Kondisi empirik mengenai efisiensi biaya transaksi KSP rata-rata lebih
rendah dibandingkan dengan lembaga keuangan non koperasi seperti dibuktikan oleh
Sugiyanto (2006) yang meneliti manfaat promosi ekonomi anggota pada KSP dan
koperasi kredit (Kopdit) dalam bentuk efisiensi biaya pinjaman seperti biaya
administrasi, provisi dan asuransi. Efisiensi dihitung dari selisih antara biaya
pinjaman anggota ke koperasi dengan bila anggota meminjam kepada pihak pesaing
koperasi.

Data juga menunjukkan gambaran yang positif terhadap bisnis keuangan
mikro yang digeluti oleh KSP dan koperasi kredit. KSP dan Kopdit terbukti memiliki
competitive advantage yang ditunjukkan dengan rata-rata memberikan biaya
pinjaman yang lebih murah 4,91 persen dibandingkan para pesaingnya dalam hal ini
pihak perbankan dan lembaga keuangan lainnya. Hal ini bisa jadi karena pembinaan
dan pengawasan terhadap KSP dan USP koperasi oleh pemerintah lebih intensif
dibandingkan dengan kegiatan bisnis koperasi di luar sektor keuangan. Meskipun
begitu, masih banyak ditemukan KSP/USP koperasi yang berusaha mencari celah
kelemahan dari peraturan yang ada.

Masalah efisiensi koperasi di negara-negara bekembang (termasuk di Indonesia)
telah menjadi bahan diskusi panjang terhadap penyebab kegagalan koperasi. Hanel
(1985 ) mengkritisi kegagalan koperasi di negara-negara berkembang disebabkan
oleh :
1. Dampak koperasi terhadap pembangunan yang kurang atau sangat kurang dari
organisasi koperasi, khususnya karena koperasi tidak banyak memberikan
sumbangan dalam mengatasi kemiskinan dan dalam mengubah struktur
kekuasaan sosial politik setempat bagi kepentingan golongan masyarakat yang
miskin.
2. Jasa-jasa pelayanan yang diberikan oleh organisasi koperasi seringkali dinilai
tidak efisien dan tidak mengarah kepada kebutuhan anggotanya, bahkan
sebaliknya hanya memberikan manfaat bagi para petani besar yang telah maju
dan kelompok-kelompok tertentu.
3. Tingkat efisiensi perusahaan-perusahaan koperasi rendah (manajemen tidak
mampu, terjadi penyelewengan, korupsi, nepotisme, dll).
4. Tingkat ofisialisasi yang yang sering kali terlampau tinggi pada koperasi
(khususnya koperasi pertanian), ditandai dengan dukungan/bantuan dan
pengawasan yang terlalu besar, struktur komunikasi dan pengambilan keputusan
memperlihatkan sama seperti pada lembaga-lembaga birokrasi pemerintah,

ketimbang sebagai suatu organisasi swadaya yang otonom, partisipatif dan
berorientasi pada anggota.
5. Terdapat kesalahan dalam memberikan bantuan pembangunan internasional dan
khususnya kelemahan-kelemahan pada strategi pembangunan yang diterapkan
pemerintah untuk menunjang organisasi koperasi.
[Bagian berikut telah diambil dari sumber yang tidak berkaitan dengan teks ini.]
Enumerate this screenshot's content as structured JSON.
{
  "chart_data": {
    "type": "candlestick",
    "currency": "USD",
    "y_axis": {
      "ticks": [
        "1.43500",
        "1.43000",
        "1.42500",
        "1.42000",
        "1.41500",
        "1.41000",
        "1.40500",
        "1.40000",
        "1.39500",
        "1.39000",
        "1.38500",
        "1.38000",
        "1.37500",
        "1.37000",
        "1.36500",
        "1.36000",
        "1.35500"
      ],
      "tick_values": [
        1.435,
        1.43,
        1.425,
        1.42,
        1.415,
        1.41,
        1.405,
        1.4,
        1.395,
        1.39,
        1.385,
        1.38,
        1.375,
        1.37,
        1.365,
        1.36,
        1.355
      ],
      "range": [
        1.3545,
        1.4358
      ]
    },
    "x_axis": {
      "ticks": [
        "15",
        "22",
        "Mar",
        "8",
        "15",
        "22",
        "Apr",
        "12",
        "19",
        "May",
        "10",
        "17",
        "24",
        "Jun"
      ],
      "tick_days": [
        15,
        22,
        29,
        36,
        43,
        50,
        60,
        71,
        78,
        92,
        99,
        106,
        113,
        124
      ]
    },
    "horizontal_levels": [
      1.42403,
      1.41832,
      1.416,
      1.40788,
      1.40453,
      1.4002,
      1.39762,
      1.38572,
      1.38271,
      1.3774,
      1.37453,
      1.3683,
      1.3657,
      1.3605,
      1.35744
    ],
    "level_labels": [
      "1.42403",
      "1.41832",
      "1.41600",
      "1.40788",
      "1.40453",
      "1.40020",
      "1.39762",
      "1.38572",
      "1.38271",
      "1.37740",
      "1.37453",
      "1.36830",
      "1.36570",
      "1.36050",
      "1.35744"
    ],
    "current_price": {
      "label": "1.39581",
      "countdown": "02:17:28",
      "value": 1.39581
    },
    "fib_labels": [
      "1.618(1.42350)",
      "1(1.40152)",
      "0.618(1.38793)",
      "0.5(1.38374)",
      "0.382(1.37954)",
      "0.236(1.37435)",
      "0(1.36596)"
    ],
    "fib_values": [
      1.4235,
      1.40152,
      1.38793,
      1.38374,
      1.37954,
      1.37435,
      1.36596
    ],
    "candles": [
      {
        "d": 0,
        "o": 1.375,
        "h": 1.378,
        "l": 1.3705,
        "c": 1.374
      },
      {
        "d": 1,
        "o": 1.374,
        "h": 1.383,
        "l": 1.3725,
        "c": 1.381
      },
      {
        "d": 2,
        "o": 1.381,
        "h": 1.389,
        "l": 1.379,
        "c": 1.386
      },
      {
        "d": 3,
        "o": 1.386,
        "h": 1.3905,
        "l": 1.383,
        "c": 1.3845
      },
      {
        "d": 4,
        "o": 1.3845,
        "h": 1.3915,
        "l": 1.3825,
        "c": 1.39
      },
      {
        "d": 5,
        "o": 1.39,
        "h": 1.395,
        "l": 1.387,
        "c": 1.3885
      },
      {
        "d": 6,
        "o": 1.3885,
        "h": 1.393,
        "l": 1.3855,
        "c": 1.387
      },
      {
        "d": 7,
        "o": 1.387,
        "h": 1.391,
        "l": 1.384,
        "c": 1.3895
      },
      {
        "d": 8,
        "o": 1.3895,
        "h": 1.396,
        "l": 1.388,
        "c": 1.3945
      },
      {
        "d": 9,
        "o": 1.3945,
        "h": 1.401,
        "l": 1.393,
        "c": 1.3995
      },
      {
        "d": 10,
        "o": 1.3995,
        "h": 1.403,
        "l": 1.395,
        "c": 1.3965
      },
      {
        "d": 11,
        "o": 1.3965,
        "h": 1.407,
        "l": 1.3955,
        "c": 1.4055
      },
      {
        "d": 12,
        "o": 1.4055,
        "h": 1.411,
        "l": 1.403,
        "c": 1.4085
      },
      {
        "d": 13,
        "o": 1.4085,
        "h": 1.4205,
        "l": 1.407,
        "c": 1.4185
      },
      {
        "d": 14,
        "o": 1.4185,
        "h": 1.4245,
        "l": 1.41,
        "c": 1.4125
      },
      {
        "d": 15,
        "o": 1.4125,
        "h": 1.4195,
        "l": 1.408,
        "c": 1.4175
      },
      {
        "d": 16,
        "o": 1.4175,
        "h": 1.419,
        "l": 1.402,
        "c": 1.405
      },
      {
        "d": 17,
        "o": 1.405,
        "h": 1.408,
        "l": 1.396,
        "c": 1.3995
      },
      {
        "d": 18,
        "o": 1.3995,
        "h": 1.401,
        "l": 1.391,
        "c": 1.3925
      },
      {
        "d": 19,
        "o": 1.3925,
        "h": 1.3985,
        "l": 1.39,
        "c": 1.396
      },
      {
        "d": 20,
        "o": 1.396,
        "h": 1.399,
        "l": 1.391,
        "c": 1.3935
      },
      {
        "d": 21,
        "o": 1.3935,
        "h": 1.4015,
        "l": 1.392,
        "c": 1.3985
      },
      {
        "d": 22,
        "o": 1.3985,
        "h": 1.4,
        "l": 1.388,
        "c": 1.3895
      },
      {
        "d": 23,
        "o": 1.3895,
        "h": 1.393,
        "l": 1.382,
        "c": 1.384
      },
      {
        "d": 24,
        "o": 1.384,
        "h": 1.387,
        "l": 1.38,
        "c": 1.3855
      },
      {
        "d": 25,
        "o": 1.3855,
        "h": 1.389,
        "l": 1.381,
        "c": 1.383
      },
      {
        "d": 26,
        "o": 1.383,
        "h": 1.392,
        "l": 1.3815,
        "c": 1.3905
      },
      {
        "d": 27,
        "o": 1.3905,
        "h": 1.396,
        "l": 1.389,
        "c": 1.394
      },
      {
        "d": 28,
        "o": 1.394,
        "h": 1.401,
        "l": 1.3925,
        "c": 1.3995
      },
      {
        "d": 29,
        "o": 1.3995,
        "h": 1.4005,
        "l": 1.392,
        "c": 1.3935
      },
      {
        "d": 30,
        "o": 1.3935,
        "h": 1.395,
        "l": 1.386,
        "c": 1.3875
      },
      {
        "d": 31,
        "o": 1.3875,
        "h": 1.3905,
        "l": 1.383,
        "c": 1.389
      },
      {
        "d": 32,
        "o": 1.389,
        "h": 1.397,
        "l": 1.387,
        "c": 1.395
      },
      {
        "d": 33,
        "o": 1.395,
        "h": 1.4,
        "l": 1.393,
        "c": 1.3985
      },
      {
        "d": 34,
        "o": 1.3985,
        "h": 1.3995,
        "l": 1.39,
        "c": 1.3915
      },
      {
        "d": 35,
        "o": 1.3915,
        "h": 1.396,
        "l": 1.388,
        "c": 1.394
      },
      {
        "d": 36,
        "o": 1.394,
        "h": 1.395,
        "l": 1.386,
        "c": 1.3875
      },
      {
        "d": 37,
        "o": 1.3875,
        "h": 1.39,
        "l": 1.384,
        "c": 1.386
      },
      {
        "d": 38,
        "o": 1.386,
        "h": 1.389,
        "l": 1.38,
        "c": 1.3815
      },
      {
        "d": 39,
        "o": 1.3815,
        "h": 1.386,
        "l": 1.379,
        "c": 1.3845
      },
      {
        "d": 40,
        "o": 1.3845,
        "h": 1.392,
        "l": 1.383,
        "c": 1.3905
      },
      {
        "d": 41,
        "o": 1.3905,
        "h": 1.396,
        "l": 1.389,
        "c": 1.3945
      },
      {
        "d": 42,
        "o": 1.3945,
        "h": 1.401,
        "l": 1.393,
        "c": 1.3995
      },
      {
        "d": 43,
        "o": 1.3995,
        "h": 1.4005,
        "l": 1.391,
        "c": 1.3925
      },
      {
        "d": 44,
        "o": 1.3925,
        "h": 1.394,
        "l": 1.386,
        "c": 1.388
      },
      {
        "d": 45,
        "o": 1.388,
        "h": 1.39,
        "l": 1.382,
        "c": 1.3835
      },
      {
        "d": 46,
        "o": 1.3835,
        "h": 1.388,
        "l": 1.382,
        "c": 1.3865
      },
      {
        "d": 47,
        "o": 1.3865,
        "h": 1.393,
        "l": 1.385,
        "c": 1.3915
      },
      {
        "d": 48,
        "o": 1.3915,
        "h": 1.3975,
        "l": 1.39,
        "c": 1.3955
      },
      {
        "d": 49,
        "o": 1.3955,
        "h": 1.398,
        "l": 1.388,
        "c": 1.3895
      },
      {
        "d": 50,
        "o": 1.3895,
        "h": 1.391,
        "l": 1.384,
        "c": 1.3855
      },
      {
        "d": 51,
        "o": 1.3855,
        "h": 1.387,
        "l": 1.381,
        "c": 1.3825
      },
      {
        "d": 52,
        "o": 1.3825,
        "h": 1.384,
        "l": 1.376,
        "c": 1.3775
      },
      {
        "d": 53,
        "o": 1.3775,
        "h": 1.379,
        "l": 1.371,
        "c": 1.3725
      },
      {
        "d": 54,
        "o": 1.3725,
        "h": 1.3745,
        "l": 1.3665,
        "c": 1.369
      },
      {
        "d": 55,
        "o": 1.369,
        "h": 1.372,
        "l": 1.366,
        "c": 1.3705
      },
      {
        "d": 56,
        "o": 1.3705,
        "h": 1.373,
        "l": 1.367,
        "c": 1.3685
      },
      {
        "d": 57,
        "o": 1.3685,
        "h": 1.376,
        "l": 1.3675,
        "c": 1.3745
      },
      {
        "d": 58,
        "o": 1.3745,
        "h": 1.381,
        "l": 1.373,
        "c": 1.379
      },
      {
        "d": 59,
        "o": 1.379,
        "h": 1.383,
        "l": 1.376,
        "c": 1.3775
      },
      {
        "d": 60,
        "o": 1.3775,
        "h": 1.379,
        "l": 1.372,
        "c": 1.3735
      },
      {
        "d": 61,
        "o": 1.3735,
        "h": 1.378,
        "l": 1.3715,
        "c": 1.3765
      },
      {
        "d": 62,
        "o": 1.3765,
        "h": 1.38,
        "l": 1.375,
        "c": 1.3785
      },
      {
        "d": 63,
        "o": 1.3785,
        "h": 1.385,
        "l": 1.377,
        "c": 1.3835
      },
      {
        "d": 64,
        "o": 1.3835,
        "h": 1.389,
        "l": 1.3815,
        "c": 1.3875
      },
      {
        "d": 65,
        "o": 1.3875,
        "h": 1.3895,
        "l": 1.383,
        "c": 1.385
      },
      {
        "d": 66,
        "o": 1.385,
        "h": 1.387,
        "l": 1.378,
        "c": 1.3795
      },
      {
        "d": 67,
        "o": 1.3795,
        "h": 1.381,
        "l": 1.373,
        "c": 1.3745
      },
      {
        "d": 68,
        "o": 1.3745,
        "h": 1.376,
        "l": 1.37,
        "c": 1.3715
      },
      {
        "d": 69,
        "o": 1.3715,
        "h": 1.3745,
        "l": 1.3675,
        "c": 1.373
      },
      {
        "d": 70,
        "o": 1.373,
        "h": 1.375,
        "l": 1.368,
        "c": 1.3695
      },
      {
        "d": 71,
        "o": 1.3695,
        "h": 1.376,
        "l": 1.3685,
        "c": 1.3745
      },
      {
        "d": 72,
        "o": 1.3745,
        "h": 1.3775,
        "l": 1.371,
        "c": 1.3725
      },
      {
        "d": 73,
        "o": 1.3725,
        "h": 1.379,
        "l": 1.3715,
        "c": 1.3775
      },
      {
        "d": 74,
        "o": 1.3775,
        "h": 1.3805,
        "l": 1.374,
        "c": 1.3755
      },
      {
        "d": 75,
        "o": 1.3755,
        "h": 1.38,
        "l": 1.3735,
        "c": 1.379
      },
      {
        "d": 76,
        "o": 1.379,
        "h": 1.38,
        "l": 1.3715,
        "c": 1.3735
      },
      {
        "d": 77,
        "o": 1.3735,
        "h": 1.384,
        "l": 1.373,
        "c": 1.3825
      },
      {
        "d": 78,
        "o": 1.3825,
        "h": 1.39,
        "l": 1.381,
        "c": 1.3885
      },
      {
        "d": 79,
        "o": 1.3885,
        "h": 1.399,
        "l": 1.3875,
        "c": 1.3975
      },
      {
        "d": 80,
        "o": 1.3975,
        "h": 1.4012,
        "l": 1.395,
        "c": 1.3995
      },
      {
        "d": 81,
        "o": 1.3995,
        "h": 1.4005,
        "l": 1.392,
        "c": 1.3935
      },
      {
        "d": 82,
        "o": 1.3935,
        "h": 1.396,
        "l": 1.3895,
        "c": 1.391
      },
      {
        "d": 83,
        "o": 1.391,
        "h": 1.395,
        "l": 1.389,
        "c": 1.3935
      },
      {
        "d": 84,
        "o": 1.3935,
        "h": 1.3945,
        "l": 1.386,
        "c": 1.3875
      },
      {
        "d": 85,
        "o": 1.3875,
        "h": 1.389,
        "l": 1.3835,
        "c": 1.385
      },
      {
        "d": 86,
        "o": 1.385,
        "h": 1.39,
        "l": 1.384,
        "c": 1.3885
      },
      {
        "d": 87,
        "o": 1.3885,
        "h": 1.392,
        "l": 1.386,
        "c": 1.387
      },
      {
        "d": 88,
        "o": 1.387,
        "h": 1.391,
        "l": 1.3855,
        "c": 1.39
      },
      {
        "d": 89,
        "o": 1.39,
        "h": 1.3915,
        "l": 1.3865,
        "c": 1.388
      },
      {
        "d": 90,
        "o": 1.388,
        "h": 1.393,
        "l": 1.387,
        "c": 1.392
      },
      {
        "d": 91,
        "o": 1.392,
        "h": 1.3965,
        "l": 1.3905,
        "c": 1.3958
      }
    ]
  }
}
Untuk mengatasi masalah tersebut, Hanel merumuskan beberapa rekomendasi
tentang upaya meningkatkan efektivitas dan efisiensi perusahaan koperasi sebagai
berikut:
1. Organisasi koperasi harus berusaha secara efisien dan produktif, artinya koperasi
harus memberikan manfaat dan menghasilkan potensi peningkatan pelayanan
yang cukup bagi anggotanya.
2. Organisasi koperasi harus efisien dan efektif bagi anggotanya, artinya setiap
anggota akan menilai manfaat partisipasi dalam usaha bersama lebih efektif
untuk mencapai kepentingan dan tujuannya dibandingkan dengan pihak lain.
3. Dalam jangka panjang, anggota koperasi harus dapat menerima saldo positif
antara pemanfaatan (insentif) dari koperasi dan sumbangan (kontribusi) yang
diberikan kepada koperasi.
4. Koperasi harus mampu menghindari terjadinya situasi dimana kemanfaatan yang
dihasilkan oleh usaha bersama/koperasi menjadi milik umum. Artinya koperasi
harus mampu mencegah timbulnya dampak dari penumpang gelap (free riders)
yang terjadi karena usaha koperasi mengarah kepada usaha bukan untuk anggota.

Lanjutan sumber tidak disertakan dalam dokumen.